Sadly this silhouette ‘refused to coincide with his lordship’s image’; in the flesh ‘there was little of the hero’ in him, and at such times even she perceives ‘he seemed distinctly dull.’ She upbraids him as she had in Newport for failing to ‘address the House’ and fulfil his responsibilities as ‘an hereditary legislator’ who ‘ought to know a great many things.’ Lambeth ‘ought to have a great mind – a great character’, she insists; his response is telling: ‘Depend upon it, that’s a Yankee prejudice.’ She admits she finds him ‘disappointing.’ Her idealistic image of the young aristocrat is becoming tarnished.

Gradually Bessie also comes to see the snobbish ways of English society in all their hideousness: ‘I don’t like your precedence’, she tells Lambeth; ‘I think it’s odious’. She means the English hierarchy, and the expectation in social situations that those of higher rank should leave before lesser mortals:

‘It is not the going before me that I object to,’ said Bessie; it is their thinking that they have a right to do it – a right that I should recognise.’

‘…I have no doubt the thing is beastly, but it saves a lot of trouble.’

‘It makes a lot of trouble. It’s horrid!’ said Bessie.

‘But how would you have the first people go?’ asked Lord Lambeth. ‘They can’t go last.’

He’s too obtuse to understand her indignation. ‘No’, she concludes, ‘you have a lovely country…but your precedence is horrid.’ She is unable to induce him to condemn ‘this repulsive custom.’

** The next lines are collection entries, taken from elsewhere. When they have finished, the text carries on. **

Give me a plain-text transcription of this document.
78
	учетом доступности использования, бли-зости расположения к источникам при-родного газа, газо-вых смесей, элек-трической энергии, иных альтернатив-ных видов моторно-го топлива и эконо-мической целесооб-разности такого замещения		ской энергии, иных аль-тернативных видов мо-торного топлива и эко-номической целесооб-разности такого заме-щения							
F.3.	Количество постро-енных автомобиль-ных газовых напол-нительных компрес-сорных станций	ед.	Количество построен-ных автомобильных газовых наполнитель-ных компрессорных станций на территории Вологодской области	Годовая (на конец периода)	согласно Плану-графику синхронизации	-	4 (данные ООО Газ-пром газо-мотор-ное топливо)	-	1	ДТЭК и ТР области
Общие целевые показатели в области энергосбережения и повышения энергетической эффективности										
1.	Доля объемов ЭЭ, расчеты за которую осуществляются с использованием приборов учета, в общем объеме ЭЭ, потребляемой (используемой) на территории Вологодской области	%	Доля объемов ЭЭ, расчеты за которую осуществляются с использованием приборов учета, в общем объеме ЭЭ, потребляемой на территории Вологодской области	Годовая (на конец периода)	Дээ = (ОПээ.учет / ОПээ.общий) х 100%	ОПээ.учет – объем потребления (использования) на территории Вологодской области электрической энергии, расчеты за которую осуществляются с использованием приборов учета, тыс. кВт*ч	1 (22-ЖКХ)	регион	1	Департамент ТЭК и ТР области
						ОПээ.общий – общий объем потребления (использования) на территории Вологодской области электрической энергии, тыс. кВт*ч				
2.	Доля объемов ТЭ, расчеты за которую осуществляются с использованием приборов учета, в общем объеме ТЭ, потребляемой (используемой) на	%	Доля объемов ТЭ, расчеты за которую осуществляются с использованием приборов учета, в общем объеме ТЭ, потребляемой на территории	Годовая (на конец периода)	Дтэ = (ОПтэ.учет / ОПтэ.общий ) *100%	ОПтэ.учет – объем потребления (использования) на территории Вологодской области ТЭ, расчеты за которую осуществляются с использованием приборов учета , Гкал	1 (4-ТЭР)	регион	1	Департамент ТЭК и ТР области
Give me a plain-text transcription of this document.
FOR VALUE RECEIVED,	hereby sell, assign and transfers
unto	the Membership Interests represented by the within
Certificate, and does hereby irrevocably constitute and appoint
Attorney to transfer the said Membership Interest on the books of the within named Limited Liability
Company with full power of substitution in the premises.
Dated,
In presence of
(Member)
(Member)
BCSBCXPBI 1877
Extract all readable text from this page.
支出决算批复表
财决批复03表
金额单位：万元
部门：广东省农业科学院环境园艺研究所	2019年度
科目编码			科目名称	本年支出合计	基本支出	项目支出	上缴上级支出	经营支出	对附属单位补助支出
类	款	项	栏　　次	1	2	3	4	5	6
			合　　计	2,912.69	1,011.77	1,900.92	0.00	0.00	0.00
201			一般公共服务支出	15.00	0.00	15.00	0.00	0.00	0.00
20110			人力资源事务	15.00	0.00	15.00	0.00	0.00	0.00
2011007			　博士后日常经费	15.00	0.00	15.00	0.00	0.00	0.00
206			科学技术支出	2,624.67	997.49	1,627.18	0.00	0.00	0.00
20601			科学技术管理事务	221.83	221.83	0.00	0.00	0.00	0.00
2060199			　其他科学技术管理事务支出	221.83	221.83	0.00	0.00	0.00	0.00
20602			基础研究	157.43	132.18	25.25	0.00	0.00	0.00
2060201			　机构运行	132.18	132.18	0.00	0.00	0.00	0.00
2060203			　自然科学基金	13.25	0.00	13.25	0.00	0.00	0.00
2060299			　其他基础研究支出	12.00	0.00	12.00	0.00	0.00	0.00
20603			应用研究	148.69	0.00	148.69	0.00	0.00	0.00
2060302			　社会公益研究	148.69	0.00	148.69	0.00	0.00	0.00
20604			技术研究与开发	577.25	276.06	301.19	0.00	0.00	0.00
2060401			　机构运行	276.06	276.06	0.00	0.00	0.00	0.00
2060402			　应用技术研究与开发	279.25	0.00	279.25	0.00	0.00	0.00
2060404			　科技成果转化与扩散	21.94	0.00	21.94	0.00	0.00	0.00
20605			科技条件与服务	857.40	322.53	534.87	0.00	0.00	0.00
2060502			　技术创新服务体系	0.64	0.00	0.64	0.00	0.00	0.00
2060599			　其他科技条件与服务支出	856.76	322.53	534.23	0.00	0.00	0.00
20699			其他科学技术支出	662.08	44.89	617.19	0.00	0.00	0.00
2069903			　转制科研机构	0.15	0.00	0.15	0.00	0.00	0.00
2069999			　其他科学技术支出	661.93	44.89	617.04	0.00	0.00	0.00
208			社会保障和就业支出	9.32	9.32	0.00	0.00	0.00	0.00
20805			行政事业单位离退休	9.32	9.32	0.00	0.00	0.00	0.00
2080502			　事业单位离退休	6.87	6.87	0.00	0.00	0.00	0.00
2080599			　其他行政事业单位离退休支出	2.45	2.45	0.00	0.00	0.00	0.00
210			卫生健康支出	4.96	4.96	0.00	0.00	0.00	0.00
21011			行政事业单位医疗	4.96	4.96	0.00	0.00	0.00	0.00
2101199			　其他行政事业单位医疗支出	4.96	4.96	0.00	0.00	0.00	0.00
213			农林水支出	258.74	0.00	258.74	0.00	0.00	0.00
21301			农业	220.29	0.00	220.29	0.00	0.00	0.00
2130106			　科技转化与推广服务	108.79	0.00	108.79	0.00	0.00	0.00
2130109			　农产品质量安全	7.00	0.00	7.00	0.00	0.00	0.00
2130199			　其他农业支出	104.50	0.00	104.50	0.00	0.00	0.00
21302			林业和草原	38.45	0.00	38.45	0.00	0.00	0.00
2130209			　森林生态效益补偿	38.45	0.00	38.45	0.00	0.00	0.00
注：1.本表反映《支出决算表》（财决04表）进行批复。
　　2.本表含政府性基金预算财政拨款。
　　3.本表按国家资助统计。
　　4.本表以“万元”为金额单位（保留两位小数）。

After Bessie’s epiphany she is able to see English ways for what they really are; as a consequence she is obliged to refuse Lambeth’s offer of marriage. After his ‘protectors’ – his mother and sister – attempt to bully Bessie and her sister out of accepting his offer to stay at the family castle, she realises that their snobbish prejudice against her lack of aristocratic lineage is insufferable. Her only regret, at the story’s end, as she tells Kitty, is that by spurning the son the mother and sister ‘will think they petrified us.’

Bessie’s destiny, then, is very different from Daisy’s: this time it’s American integrity that is shown as superior to old world hypocrisy and callous intransigence. Although Bessie, in maintaining her democratic principles and high-minded Bostonian ethics, may not defeat the forces of hereditary snobbery, she at least shows how a person with a functioning social conscience should behave.